Orhan’ın katillerini çıkarmazsanız gün gelir Agos’un önünde Hrant ya da başka gazeteciler katledilir. Bu açıdan gazeteci katliamlarının durması için önceki katliamların aydınlatılması gerekiyor. Onlar aydınlatılmadığı sürece gazeteciler öldürülmeye, gazeteciler hırpalanmaya işkence görmeye devam edecektir. Bu vesileyle hem Hrant’ı hem Orhan Karaağar ve tüm basın şehitlerini saygıyla anıyorum.”
Orhan Karaağar’ın kardeşi Nizam Karaağar da anmada söz alarak şunları söyledi:
“32 yıl önce bu mezarlığa 15 kişi gelmiştik. Bugün yüzlerce kişiyiz. Orhan’ı öldürerek hakikatin ortaya çıkmayacağını düşündüler, ama yanıldılar. Ne ölerek tükeniriz ne de boyun eğeriz. Ölüm bize mücadele için güç verdi. Bu kayıplar bize rehber oldu, ışık tuttu.

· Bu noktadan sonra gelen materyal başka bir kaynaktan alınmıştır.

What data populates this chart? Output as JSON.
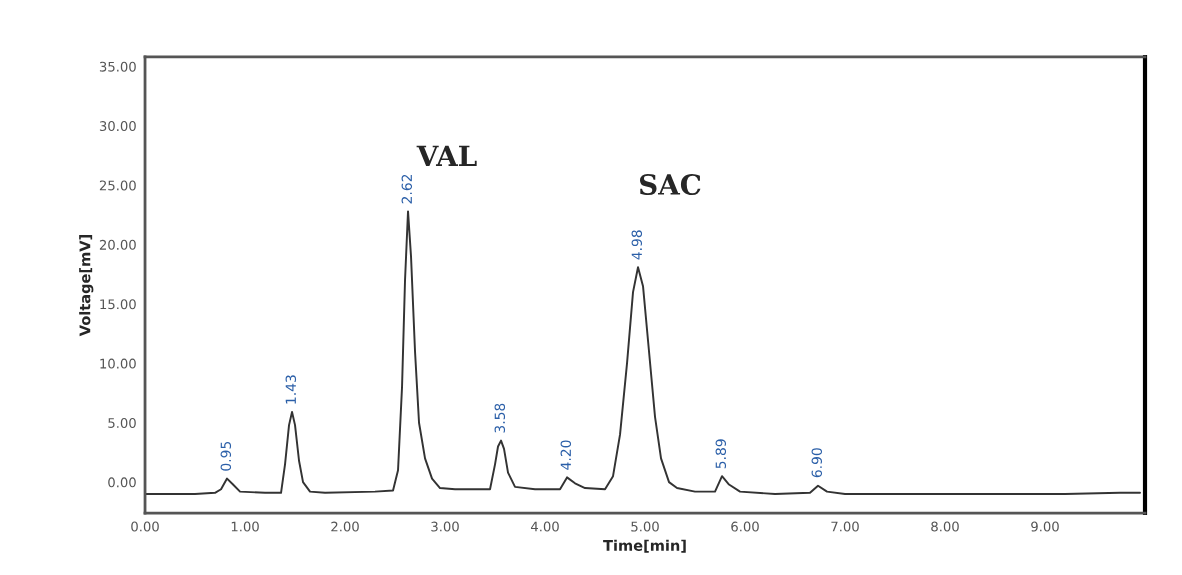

Bizim Kürtlerin ölüm ile ilişkisi sıra dışıdır. Biz bu anlamıyla farklı bir toplum ve halkız. Her şeyimizi nefes almamızı, yürümemizi, kimliğimizi, yaşamımızı, ölülerle sağlayan bir ulusuz. Bu bizim tercihimiz değildi. Biz bunu istemedik. Ama bize öyle bir kader dayatıldı ki, bir hayvanın, ağacın, sahip olduğu şeylere bile sahip değildik. Bir hayvan ben hayvanım diyebilirdi. Ağaç ben ağacım diyebilirdi. Bunu bile bize çok gördüler. Biz Kürdüz bile diyemedik.”